I am learning C++ specially about binary file structure/manipulation, and since I am totally new to the subject of binary files, bits, bites & hexadecimal numbers, I decided to take one step backward and establish a solid understanding on the subjects.

In the picture I have included below, I wrote two words (blue thief) in a .txt file.

enter image description here

The reason for this, is when I decode the file using a hexeditor, I wanted to understand how the information is really stored in hex format. Now, don't get me wrong, I am not trying to make a living out of reading hex formats all day, but only to have a minimum level of understanding the basics of a binary file's composition. I also, know all files have different structures, but just for the sake of understanding, I wanted to know, how exactly the words "blue thief" and a single ' ' (space) were converted into those characters.

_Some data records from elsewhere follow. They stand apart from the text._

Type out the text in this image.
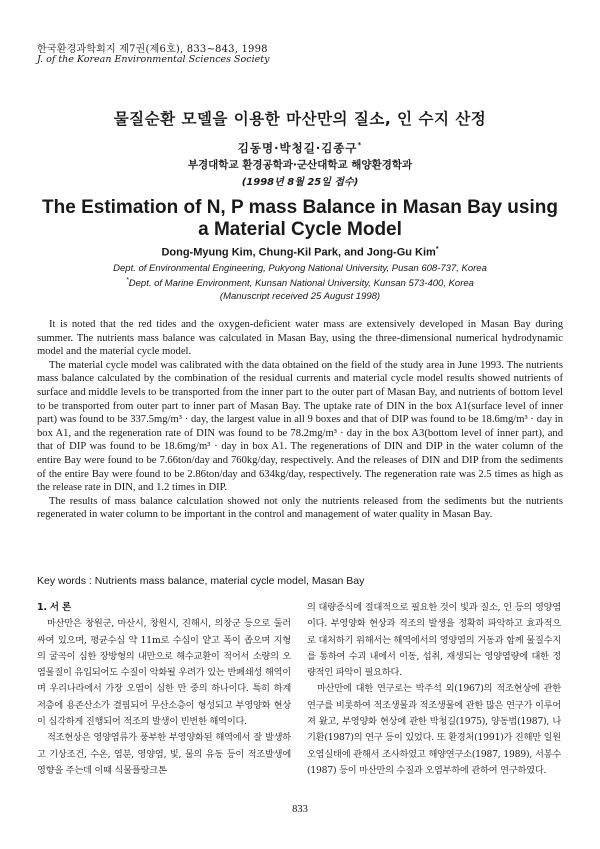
한국환경과학회지 제7권(제6호), 833∼843, 1998
J. of the Korean Environmental Sciences Society
물질순환 모델을 이용한 마산만의 질소, 인 수지 산정
김동명·박청길·김종구*
부경대학교 환경공학과·군산대학교 해양환경학과
(1998년 8월 25일 접수)
The Estimation of N, P mass Balance in Masan Bay using a Material Cycle Model
Dong-Myung Kim, Chung-Kil Park, and Jong-Gu Kim*
Dept. of Environmental Engineering, Pukyong National University, Pusan 608-737, Korea
*Dept. of Marine Environment, Kunsan National University, Kunsan 573-400, Korea
(Manuscript received 25 August 1998)

It is noted that the red tides and the oxygen-deficient water mass are extensively developed in Masan Bay during summer. The nutrients mass balance was calculated in Masan Bay, using the three-dimensional numerical hydrodynamic model and the material cycle model.

The material cycle model was calibrated with the data obtained on the field of the study area in June 1993. The nutrients mass balance calculated by the combination of the residual currents and material cycle model results showed nutrients of surface and middle levels to be transported from the inner part to the outer part of Masan Bay, and nutrients of bottom level to be transported from outer part to inner part of Masan Bay. The uptake rate of DIN in the box A1(surface level of inner part) was found to be 337.5mg/m³ · day, the largest value in all 9 boxes and that of DIP was found to be 18.6mg/m³ · day in box A1, and the regeneration rate of DIN was found to be 78.2mg/m³ · day in the box A3(bottom level of inner part), and that of DIP was found to be 18.6mg/m³ · day in box A1. The regenerations of DIN and DIP in the water column of the entire Bay were found to be 7.66ton/day and 760kg/day, respectively. And the releases of DIN and DIP from the sediments of the entire Bay were found to be 2.86ton/day and 634kg/day, respectively. The regeneration rate was 2.5 times as high as the release rate in DIN, and 1.2 times in DIP.

The results of mass balance calculation showed not only the nutrients released from the sediments but the nutrients regenerated in water column to be important in the control and management of water quality in Masan Bay.

Key words : Nutrients mass balance, material cycle model, Masan Bay

1. 서 론

마산만은 창원군, 마산시, 창원시, 진해시, 의창군 등으로 둘러싸여 있으며, 평균수심 약 11m로 수심이 얕고 폭이 좁으며 지형의 굴곡이 심한 장방형의 내만으로 해수교환이 적어서 소량의 오염물질이 유입되어도 수질이 악화될 우려가 있는 반폐쇄성 해역이며 우리나라에서 가장 오염이 심한 만 중의 하나이다. 특히 하계 저층에 용존산소가 결핍되어 무산소층이 형성되고 부영양화 현상이 심각하게 진행되어 적조의 발생이 빈번한 해역이다.

적조현상은 영양염류가 풍부한 부영양화된 해역에서 잘 발생하고 기상조건, 수온, 염분, 영양염, 빛, 물의 유동 등이 적조발생에 영향을 주는데 이때 식물플랑크톤

의 대량증식에 절대적으로 필요한 것이 빛과 질소, 인 등의 영양염이다. 부영양화 현상과 적조의 발생을 정확히 파악하고 효과적으로 대처하기 위해서는 해역에서의 영양염의 거동과 함께 물질수지를 통하여 수괴 내에서 이동, 섭취, 재생되는 영양염량에 대한 정량적인 파악이 필요하다.

마산만에 대한 연구로는 박주석 외(1967)의 적조현상에 관한 연구를 비롯하여 적조생물과 적조생물에 관한 많은 연구가 이루어져 왔고, 부영양화 현상에 관한 박청길(1975), 양동범(1987), 나기환(1987)의 연구 등이 있었다. 또 환경처(1991)가 진해만 일원 오염실태에 관해서 조사하였고 해양연구소(1987, 1989), 서봉수(1987) 등이 마산만의 수질과 오염부하에 관하여 연구하였다.

833
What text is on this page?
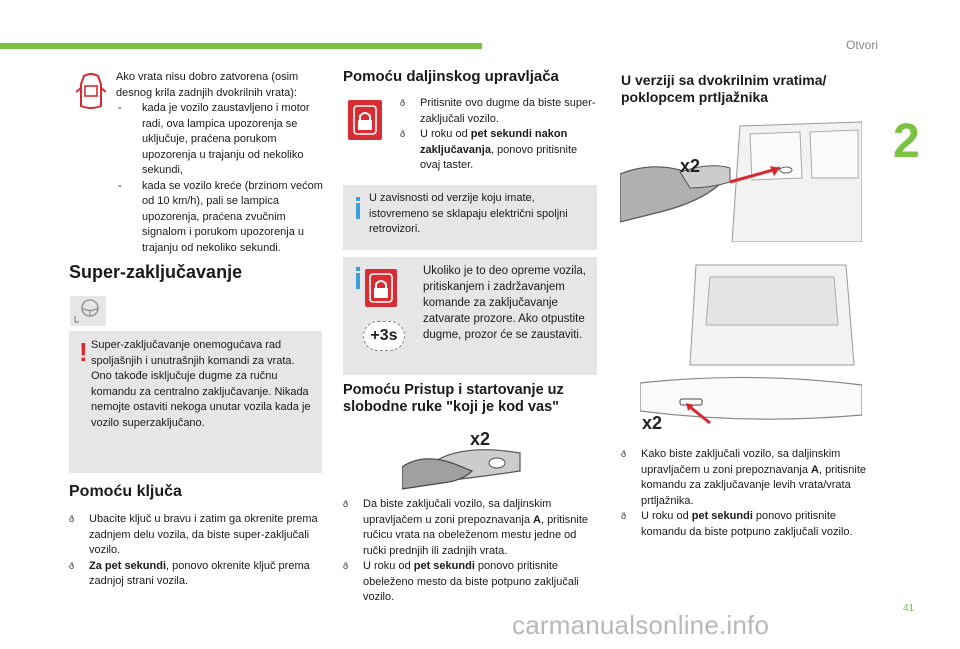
Otvori
2
Ako vrata nisu dobro zatvorena (osim desnog krila zadnjih dvokrilnih vrata):
- kada je vozilo zaustavljeno i motor radi, ova lampica upozorenja se uključuje, praćena porukom upozorenja u trajanju od nekoliko sekundi,
- kada se vozilo kreće (brzinom većom od 10 km/h), pali se lampica upozorenja, praćena zvučnim signalom i porukom upozorenja u trajanju od nekoliko sekundi.
Super-zaključavanje
! Super-zaključavanje onemogućava rad spoljašnjih i unutrašnjih komandi za vrata. Ono takođe isključuje dugme za ručnu komandu za centralno zaključavanje. Nikada nemojte ostaviti nekoga unutar vozila kada je vozilo superzaključano.
Pomoću ključa
ð Ubacite ključ u bravu i zatim ga okrenite prema zadnjem delu vozila, da biste super-zaključali vozilo.
ð Za pet sekundi, ponovo okrenite ključ prema zadnjoj strani vozila.
Pomoću daljinskog upravljača
ð Pritisnite ovo dugme da biste super-zaključali vozilo.
ð U roku od pet sekundi nakon zaključavanja, ponovo pritisnite ovaj taster.
U zavisnosti od verzije koju imate, istovremeno se sklapaju električni spoljni retrovizori.
+3s
Ukoliko je to deo opreme vozila, pritiskanjem i zadržavanjem komande za zaključavanje zatvarate prozore. Ako otpustite dugme, prozor će se zaustaviti.
Pomoću Pristup i startovanje uz slobodne ruke "koji je kod vas"
x2
ð Da biste zaključali vozilo, sa daljinskim upravljačem u zoni prepoznavanja A, pritisnite ručicu vrata na obeleženom mestu jedne od ručki prednjih ili zadnjih vrata.
ð U roku od pet sekundi ponovo pritisnite obeleženo mesto da biste potpuno zaključali vozilo.
U verziji sa dvokrilnim vratima/ poklopcem prtljažnika
x2
x2
ð Kako biste zaključali vozilo, sa daljinskim upravljačem u zoni prepoznavanja A, pritisnite komandu za zaključavanje levih vrata/vrata prtljažnika.
ð U roku od pet sekundi ponovo pritisnite komandu da biste potpuno zaključali vozilo.
41
carmanualsonline.info
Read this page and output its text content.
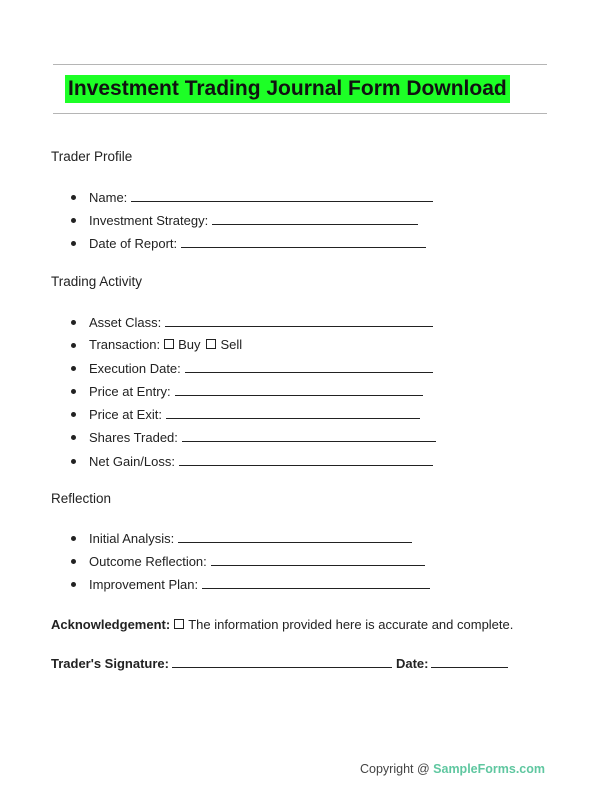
Investment Trading Journal Form Download
Trader Profile
Name:
Investment Strategy:
Date of Report:
Trading Activity
Asset Class:
Transaction: Buy Sell
Execution Date:
Price at Entry:
Price at Exit:
Shares Traded:
Net Gain/Loss:
Reflection
Initial Analysis:
Outcome Reflection:
Improvement Plan:
Acknowledgement: The information provided here is accurate and complete.
Trader's Signature:	Date:
Copyright @ SampleForms.com
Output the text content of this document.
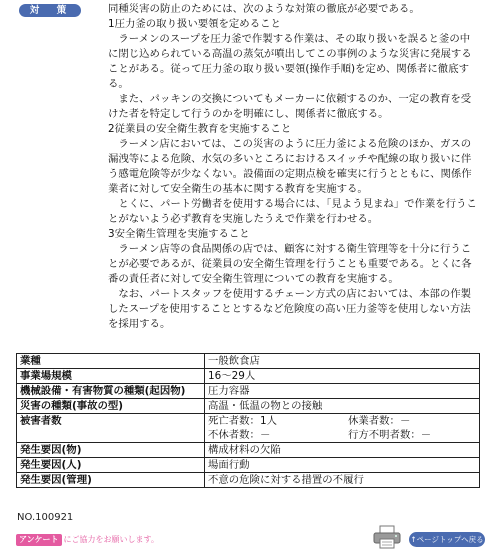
対　策	同種災害の防止のためには、次のような対策の徹底が必要である。

1圧力釜の取り扱い要領を定めること

ラーメンのスープを圧力釜で作製する作業は、その取り扱いを誤ると釜の中に閉じ込められている高温の蒸気が噴出してこの事例のような災害に発展することがある。従って圧力釜の取り扱い要領(操作手順)を定め、関係者に徹底する。

また、パッキンの交換についてもメーカーに依頼するのか、一定の教育を受けた者を特定して行うのかを明確にし、関係者に徹底する。

2従業員の安全衛生教育を実施すること

ラーメン店においては、この災害のように圧力釜による危険のほか、ガスの漏洩等による危険、水気の多いところにおけるスイッチや配線の取り扱いに伴う感電危険等が少なくない。設備面の定期点検を確実に行うとともに、関係作業者に対して安全衛生の基本に関する教育を実施する。

とくに、パート労働者を使用する場合には、「見よう見まね」で作業を行うことがないよう必ず教育を実施したうえで作業を行わせる。

3安全衛生管理を実施すること

ラーメン店等の食品関係の店では、顧客に対する衛生管理等を十分に行うことが必要であるが、従業員の安全衛生管理を行うことも重要である。とくに各番の責任者に対して安全衛生管理についての教育を実施する。

なお、パートスタッフを使用するチェーン方式の店においては、本部の作製したスープを使用することとするなど危険度の高い圧力釜等を使用しない方法を採用する。

業種	一般飲食店
事業場規模	16～29人
機械設備・有害物質の種類(起因物)	圧力容器
災害の種類(事故の型)	高温・低温の物との接触
被害者数	死亡者数：1人 休業者数：－
不休者数：－ 行方不明者数：－

発生要因(物)	構成材料の欠陥
発生要因(人)	場面行動
発生要因(管理)	不意の危険に対する措置の不履行
NO.100921
アンケート にご協力をお願いします。	↑ページトップへ戻る
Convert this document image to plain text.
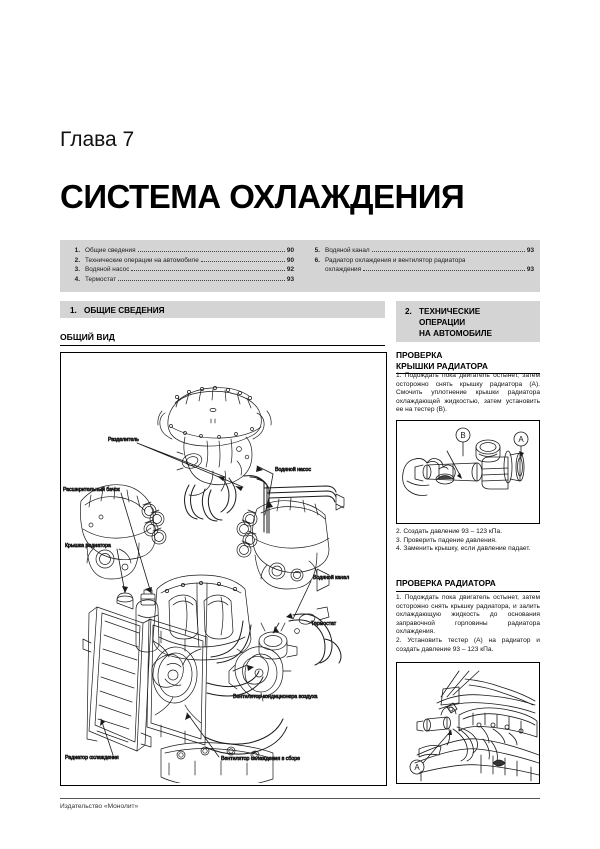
Глава 7
СИСТЕМА ОХЛАЖДЕНИЯ
1. Общие сведения	90
2. Технические операции на автомобиле	90
3. Водяной насос	92
4. Термостат	93
5. Водяной канал	93
6. Радиатор охлаждения и вентилятор радиатора
охлаждения	93
1. ОБЩИЕ СВЕДЕНИЯ	2. ТЕХНИЧЕСКИЕ
ОПЕРАЦИИ
НА АВТОМОБИЛЕ
ОБЩИЙ ВИД
Водяной насос
Разделитель
Расширительный бачок
Крышка радиатора
Радиатор охлаждения	Вентилятор охлаждения в сборе
Вентилятор кондиционера воздуха
Термостат
Водяной канал
ПРОВЕРКА
КРЫШКИ РАДИАТОРА

1. Подождать пока двигатель остынет, затем осторожно снять крышку радиатора (А). Смочить уплотнение крышки радиатора охлаждающей жидкостью, затем установить ее на тестер (В).

B	A

2. Создать давление 93 – 123 кПа.

3. Проверить падение давления.

4. Заменить крышку, если давление падает.

ПРОВЕРКА РАДИАТОРА

1. Подождать пока двигатель остынет, затем осторожно снять крышку радиатора, и залить охлаждающую жидкость до основания заправочной горловины радиатора охлаждения.

2. Установить тестер (А) на радиатор и создать давление 93 – 123 кПа.

A
Издательство «Монолит»
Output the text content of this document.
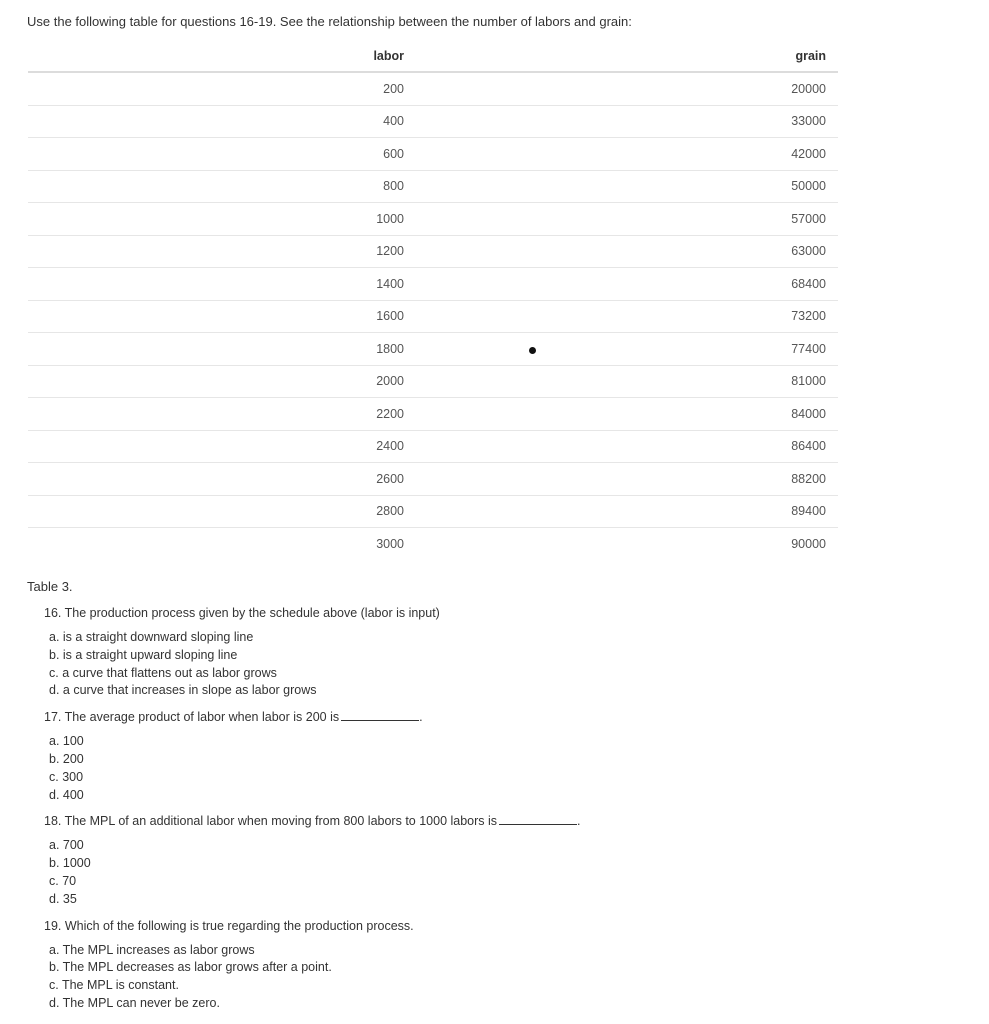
Use the following table for questions 16-19. See the relationship between the number of labors and grain:
labor	grain
200	20000
400	33000
600	42000
800	50000
1000	57000
1200	63000
1400	68400
1600	73200
1800	77400
2000	81000
2200	84000
2400	86400
2600	88200
2800	89400
3000	90000
Table 3.
16. The production process given by the schedule above (labor is input)
a. is a straight downward sloping line
b. is a straight upward sloping line
c. a curve that flattens out as labor grows
d. a curve that increases in slope as labor grows
17. The average product of labor when labor is 200 is	.
a. 100
b. 200
c. 300
d. 400
18. The MPL of an additional labor when moving from 800 labors to 1000 labors is	.
a. 700
b. 1000
c. 70
d. 35
19. Which of the following is true regarding the production process.
a. The MPL increases as labor grows
b. The MPL decreases as labor grows after a point.
c. The MPL is constant.
d. The MPL can never be zero.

One more thing, is that, I have heard that binary files contain three types of information:

header, ftm & and the data! is that only concerned with multimedia files like audios, videos? because, I can't seem to see anything, other than what it looks like a the data chunk in this file only.

Was it helpful?

Solution

The characters in your text file are encoded in a Windows extension of ASCII--one byte for each character that you see in Notepad. What you see is what you get.

Generally, a hard distinction is made between text and binary files on Windows systems. On Unix/Linux systems, the distinction is fuzzier... you could argue that there is no distinction, in fact.

On Windows systems, the distinction is enforced by file extensions. All files with the extension ".TXT" are assumed to be text files (i.e., to contain only hex codes that represent visible onscreen characters, where "visible" includes whitespace).

Binary files are a whole different kettle of fish. Most, as you mention, include some sort of header describing how the data that follows is encoded. These headers can vary tremendously in size depending on the type of data (again, assumed to be indicated by the extension on Windows systems as well as Unix). A simple example is the WAV format for uncompressed audio. If you open a WAV file in your hex editing program, you'll see that the first four bytes are "RIFF"--this is a marker, often called a "magic number" even though it is readable as text, indicating that the contents are an audio file. Newer versions of the WAV specification have complicated this somewhat, but originally the WAV header was just the "RIFF" tag plus a dozen or so bytes indicating the sample rate of the following data. (You can see this by comparing the raw data in a track on an audio CD to the WAV file created by ripping an uncompressed copy of that track at 44.1 KHz--the data should be the same, with just a header section added at the start of the WAV file.)

Executable files (compiled programs) are a special type of binary file, but they follow roughly the same scheme of a header followed by data in a prescribed format. In this case, though, the "data" is executable machine code, and the header indicates, among other things, what operating system the file runs on. (For example, most Linux executables begin with the characters "ELF".)